Risk Per Trade: The 1 Percent Rule and Why It Holds
Macro Glossary, Orders and Risk
By Ken Chigbo, macro trader and founder of KenMacro, 18+ years in markets.
Updated 2026-05-20
The desk’s answer
Risk per trade is the percentage of total account equity that would be lost if the position’s stop loss is hit at the planned level. The conventional rule is 1 percent per trade, with a range of 0.5 to 2 percent considered sane. At 1 percent risk, a trader can lose 10 consecutive trades and still have 90 percent of starting capital (90.4 percent compounded), well within recoverable territory. At 5 percent risk, the same 10-loss streak leaves 60 percent, requiring a 67-percent recovery to break even, which most strategies cannot deliver. Risk per trade is therefore the single most important sizing variable for long-term survival.

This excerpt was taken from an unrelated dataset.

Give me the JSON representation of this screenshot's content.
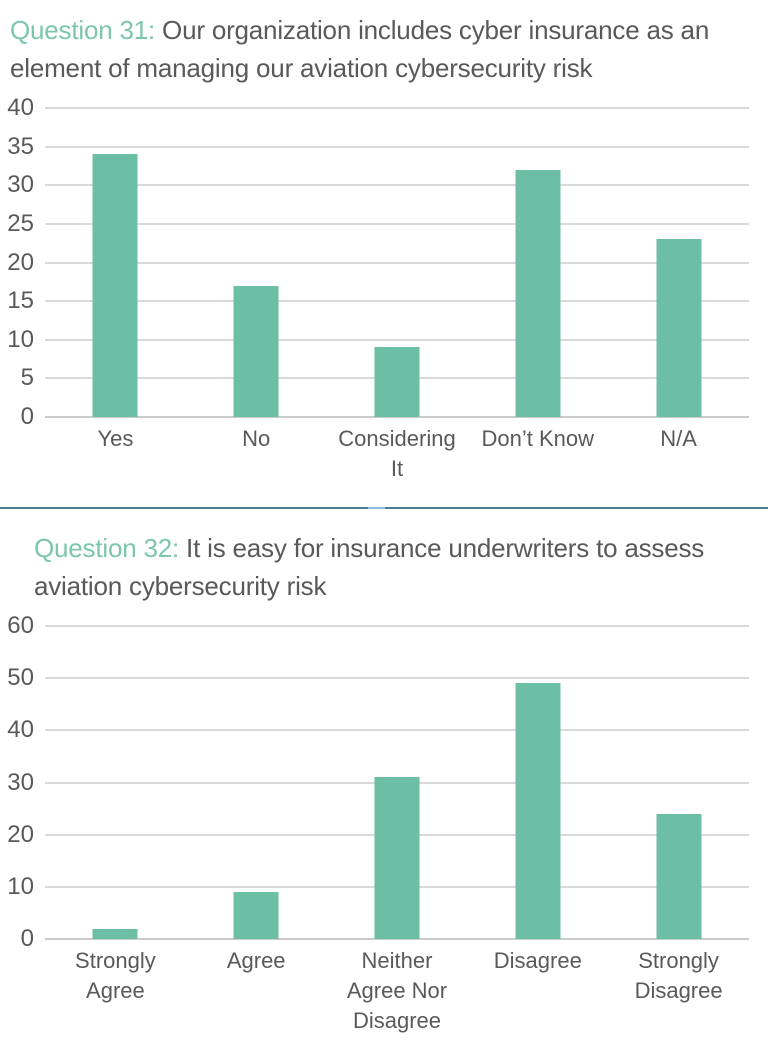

Defined term, Risk per trade
Risk per trade is the percentage of total account equity that is lost if a position’s stop loss is hit at the planned level. It is the primary input to position sizing and the variable that determines how long an account survives a losing streak. The conventional 1 percent rule (or 0.5 to 2 percent) is the empirical floor below which strategy variance cannot end the account.
How risk per trade is calculated
Risk per trade = (1R in dollars) / (account equity) times 100, where 1R is the absolute dollar distance from entry to stop loss multiplied by position size. On a 10,000 dollar account with a planned 50-pip stop on EUR/USD at 1 standard lot (50 pips times 10 dollars per pip = 500 dollars), risk per trade is 5 percent. To bring this to a target of 1 percent risk per trade, the position is reduced to 0.2 standard lots (2 mini lots), making 1R equal to 100 dollars. Sizing is therefore done backwards from the target risk percentage and the stop distance, not forwards from the position size the trader wants to take.
Why the 1 percent rule holds
Two reasons. First, drawdown math: at 1 percent risk per trade, the account drawdown from a 10-trade losing streak is 9.6 percent (compounded), 20 trades is 18.2 percent. Both are recoverable through a normal positive expectancy strategy within a few months. At 5 percent risk, the same 20-trade streak leaves 64 percent of capital, requiring a 56-percent recovery, which is not realistic on most strategies. Second, psychological math: 1-percent losses do not trigger the revenge-trade or risk-off reactions that 5-percent losses do, so the trader’s process remains intact through the inevitable drawdown periods. Survival is not about avoiding losing streaks; it is about sizing so the streak is recoverable and the process survives it.
When to deviate from 1 percent
Three common adjustments. First, scaling down to 0.5 percent or lower during a drawdown phase: when the account has lost 10 to 15 percent, halving the risk per trade prevents the drawdown from accelerating beyond recoverable territory. Second, scaling up to 1.5 or 2 percent on the highest-conviction setups within a tested strategy: when win-rate on this specific signal type is documented at 60 percent or higher with average wins of 2R or more, the higher risk is justified by edge. Third, sub-1-percent on event days: NFP, FOMC and CPI introduce gap and slippage risk that can turn a planned 1R into 1.5R; cutting risk per trade to 0.5 percent on these days preserves the average across the rolling sample. Discretion is allowed; chronic over-risking is not.
Frequently asked
What is the 1 percent rule in trading?
Risk no more than 1 percent of total account equity on any single trade, calculated as the planned dollar loss if the stop loss is hit at its requested level. The rule ensures that any normal losing streak (10 to 20 consecutive losses) leaves the account within recoverable territory.
Why 1 percent and not 5 percent?
Because at 5 percent risk per trade, a 20-trade losing streak (which happens on most strategies over a year) leaves the account at 64 percent of starting balance, requiring a 56-percent recovery that is not realistic. At 1 percent the same streak leaves 82 percent, recoverable through a normal positive expectancy run within months.
When should I scale risk per trade up or down?
Scale down to 0.5 percent during a drawdown of 10 percent or more to prevent acceleration. Scale up to 1.5 to 2 percent only on the highest-conviction setups with documented strategy edge. Cut to 0.5 percent on high-event days (NFP, FOMC, CPI) where slippage can inflate the planned 1R.
What this means at the desk
Risk per trade is the single most important sizing variable. The 1 percent rule is empirically the safe floor.